Larry Janesky: Think Daily

When marketing or selling something, you can make all the great ads, videos, websites or other communication in the world to tell them about your product or service – and that may work for something simple.  

But for custom applications like what my company sells, we need salespeople.  Why?  Because people don’t buy because they understand what we have to sell, they buy because they feel understood first. It takes a person to understand them, before they begin recommending a complex/custom solution.

Not only does it take a person to understand them, it takes a person who will spend the time, ask questions and listen, care, and who can build rapport with a wide variety of people.

Salespeople who can do that will always be in high demand.

 

tom matthews

I’m thankful for Ken D’Silva, too.

Chris

I had a manager back in the late 90’s that would say to his team “people buy from people they know, like and trust.” That advice has served me
well my entire career.

Dan Kniseley

Another great post, Larry. It’s been my experience that every business has internal and external customers. The rapport and relationships that result in satisfied customers, rave reviews, and repeat business – as well as being their ‘go to source’ in your area of endeavor – often comes down to empathy and active listening, backed up by an effective product and a business model that allows you to deliver on your commitments…

Someone who comes to you with a problem that needs to be solved, a project that needs to be planned, an idea that needs to be developed, etc. may not be able to exactly articulate the end result they’re looking for – if they could, they’d probably do it themselves – but they’d probably recognize what they’re seeking when they see it, or hear it, or both.

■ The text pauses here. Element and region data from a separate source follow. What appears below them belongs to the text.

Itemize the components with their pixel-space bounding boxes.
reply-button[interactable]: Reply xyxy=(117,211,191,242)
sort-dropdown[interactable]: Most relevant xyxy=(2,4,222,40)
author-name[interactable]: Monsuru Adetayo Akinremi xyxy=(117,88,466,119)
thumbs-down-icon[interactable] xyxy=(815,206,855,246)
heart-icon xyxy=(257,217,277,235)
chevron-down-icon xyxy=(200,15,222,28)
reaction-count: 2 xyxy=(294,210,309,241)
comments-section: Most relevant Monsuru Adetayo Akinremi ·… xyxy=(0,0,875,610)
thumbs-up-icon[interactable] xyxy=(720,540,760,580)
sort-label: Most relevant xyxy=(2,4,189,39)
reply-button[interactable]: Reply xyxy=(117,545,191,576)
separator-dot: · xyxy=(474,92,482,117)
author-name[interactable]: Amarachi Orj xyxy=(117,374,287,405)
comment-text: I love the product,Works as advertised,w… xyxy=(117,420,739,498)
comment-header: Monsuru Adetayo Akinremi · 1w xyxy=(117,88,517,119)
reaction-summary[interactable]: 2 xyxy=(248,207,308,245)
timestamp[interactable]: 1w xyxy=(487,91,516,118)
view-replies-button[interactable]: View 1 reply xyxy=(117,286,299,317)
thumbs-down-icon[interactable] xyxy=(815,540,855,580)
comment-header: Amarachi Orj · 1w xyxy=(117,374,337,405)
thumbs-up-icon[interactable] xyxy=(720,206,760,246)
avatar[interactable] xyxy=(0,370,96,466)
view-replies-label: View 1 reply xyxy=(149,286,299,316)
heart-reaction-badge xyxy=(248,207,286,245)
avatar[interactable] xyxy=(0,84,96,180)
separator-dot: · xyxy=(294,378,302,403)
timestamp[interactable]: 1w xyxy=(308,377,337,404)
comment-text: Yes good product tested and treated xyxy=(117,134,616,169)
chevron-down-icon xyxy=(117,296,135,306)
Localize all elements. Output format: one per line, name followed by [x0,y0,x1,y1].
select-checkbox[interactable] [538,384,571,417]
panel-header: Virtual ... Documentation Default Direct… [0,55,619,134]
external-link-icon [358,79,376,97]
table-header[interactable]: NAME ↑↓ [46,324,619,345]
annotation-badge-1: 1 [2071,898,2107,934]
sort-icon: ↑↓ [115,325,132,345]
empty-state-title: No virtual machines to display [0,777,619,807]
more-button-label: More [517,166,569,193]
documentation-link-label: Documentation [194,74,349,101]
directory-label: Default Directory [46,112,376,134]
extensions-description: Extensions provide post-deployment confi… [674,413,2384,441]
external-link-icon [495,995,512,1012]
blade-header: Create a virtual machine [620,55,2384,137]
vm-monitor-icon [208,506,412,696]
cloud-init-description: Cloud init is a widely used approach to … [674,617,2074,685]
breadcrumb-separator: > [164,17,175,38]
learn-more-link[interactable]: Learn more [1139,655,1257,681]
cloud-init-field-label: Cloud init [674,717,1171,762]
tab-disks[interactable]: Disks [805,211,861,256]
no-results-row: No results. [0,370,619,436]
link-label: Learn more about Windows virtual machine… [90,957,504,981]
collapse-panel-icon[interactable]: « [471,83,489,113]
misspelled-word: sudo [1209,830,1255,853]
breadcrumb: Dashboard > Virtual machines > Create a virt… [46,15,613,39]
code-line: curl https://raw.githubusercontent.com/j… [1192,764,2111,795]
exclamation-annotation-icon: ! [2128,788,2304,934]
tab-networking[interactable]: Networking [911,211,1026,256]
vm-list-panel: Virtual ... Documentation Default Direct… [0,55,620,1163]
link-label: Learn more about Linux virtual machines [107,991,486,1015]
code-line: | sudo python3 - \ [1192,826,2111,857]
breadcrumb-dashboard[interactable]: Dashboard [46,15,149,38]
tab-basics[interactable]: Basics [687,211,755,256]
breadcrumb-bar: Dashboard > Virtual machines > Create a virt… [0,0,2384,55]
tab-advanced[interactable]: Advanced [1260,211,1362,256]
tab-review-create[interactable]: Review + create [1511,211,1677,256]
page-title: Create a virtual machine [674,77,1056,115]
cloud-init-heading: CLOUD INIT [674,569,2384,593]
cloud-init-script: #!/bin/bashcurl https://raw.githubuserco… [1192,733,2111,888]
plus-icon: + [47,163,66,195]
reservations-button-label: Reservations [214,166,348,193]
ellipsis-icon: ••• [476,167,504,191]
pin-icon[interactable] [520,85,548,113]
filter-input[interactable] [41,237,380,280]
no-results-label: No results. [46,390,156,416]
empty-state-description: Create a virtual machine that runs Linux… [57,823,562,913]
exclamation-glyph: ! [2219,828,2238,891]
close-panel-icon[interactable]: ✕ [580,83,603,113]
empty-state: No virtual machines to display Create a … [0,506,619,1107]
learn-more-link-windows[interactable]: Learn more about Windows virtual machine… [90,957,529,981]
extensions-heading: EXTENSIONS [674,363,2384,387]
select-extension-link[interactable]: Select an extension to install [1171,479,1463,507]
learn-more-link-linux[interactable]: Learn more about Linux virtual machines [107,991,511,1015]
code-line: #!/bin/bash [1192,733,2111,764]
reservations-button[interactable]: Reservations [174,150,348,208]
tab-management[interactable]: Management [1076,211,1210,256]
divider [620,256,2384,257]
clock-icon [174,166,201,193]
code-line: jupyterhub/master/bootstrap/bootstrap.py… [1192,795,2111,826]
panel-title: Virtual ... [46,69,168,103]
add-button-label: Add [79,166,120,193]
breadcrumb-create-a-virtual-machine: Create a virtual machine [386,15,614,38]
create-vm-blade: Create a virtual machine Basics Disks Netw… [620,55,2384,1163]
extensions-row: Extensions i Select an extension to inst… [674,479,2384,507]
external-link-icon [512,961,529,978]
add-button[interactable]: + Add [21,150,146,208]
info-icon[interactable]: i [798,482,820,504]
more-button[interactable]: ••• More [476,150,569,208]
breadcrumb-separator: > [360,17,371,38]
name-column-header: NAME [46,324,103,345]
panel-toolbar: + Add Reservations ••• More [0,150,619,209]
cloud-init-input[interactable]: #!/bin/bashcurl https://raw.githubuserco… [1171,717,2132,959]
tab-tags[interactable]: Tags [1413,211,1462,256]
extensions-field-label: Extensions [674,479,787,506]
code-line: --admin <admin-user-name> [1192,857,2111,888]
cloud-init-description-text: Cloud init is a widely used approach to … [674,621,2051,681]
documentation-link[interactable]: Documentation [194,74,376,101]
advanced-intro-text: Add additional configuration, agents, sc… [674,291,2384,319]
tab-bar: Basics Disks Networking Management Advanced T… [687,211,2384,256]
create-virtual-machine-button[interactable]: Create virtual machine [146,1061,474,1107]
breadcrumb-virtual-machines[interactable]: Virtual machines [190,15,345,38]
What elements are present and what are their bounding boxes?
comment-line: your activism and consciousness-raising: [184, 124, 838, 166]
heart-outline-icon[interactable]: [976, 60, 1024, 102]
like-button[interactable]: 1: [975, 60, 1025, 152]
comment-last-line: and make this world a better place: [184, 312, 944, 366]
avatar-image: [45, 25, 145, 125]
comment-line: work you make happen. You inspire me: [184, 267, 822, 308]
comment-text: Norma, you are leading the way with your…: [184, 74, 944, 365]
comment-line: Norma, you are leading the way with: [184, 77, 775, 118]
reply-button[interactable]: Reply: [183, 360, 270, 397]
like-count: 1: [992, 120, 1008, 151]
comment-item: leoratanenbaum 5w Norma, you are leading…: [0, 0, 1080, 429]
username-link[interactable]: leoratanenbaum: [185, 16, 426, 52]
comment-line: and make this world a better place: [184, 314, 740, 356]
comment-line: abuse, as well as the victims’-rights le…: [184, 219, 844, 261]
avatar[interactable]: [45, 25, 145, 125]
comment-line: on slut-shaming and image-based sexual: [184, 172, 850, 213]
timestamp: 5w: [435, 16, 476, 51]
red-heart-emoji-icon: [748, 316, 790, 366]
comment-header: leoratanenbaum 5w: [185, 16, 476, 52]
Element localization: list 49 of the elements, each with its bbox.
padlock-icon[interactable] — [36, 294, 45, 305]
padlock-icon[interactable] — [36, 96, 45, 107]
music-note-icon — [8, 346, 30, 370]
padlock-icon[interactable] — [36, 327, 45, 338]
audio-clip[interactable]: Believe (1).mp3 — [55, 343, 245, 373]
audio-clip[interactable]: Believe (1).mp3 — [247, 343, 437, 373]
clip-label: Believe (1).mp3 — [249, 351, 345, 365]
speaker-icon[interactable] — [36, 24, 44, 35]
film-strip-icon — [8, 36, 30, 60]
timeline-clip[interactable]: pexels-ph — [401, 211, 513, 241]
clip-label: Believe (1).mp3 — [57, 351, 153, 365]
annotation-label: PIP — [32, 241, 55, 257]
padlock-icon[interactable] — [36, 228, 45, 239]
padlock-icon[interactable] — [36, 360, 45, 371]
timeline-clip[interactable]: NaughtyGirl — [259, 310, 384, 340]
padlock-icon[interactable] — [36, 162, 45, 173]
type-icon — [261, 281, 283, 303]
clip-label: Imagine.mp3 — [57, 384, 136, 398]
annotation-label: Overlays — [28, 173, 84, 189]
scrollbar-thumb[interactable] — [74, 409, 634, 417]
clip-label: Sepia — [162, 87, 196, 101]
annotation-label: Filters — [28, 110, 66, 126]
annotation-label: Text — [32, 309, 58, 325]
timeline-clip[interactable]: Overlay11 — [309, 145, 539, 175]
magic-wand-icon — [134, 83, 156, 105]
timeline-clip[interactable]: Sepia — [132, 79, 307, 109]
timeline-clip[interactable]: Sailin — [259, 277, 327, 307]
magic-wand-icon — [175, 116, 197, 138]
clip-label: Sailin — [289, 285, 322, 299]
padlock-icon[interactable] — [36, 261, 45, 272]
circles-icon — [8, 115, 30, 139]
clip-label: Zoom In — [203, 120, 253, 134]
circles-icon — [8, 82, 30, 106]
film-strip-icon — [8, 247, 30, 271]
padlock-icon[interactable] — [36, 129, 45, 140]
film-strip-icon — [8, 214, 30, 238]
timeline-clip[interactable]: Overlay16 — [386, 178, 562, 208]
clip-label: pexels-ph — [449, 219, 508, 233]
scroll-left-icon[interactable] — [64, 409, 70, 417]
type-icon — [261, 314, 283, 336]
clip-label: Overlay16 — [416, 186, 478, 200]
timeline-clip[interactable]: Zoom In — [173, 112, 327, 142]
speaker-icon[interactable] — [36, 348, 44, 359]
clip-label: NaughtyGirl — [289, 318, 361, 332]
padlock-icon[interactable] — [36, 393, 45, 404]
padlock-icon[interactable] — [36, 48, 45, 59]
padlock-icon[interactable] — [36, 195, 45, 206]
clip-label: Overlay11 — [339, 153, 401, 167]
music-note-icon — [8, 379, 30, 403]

The art of active listening, along with the embodiment of empathy – when employed sincerely – helps you understand the solution they’re seeking and helps them believe you can provide it. If you can honor that belief by delivering on your proposal in a way that’s really about the end result that they’re looking for, and not the sale of what you decided they needed, you probably have a customer – and maybe a friend – for life. This comes from both of you believing that their business, and their need, is important to you – you believing this in the beginning, them believing it in the end…

If you keep your customer interactions – internal or external – about solving problems first and closing deals second, you’ll probably get to solve a lot of problems, have a lot of contacts, and be able to network your way to great success and influence in whatever role you’re in. And, as John Maxwell would say, ‘Leadership is influence’ – the more influence (legitimized by competency) that you have in your chosen field of endeavor, whatever it is, the more opportunities to lead will be presented.

This all goes back to a pretty old and reliable admonition – if you want to lead, learn to serve. A simple key to start with is to listen for understanding.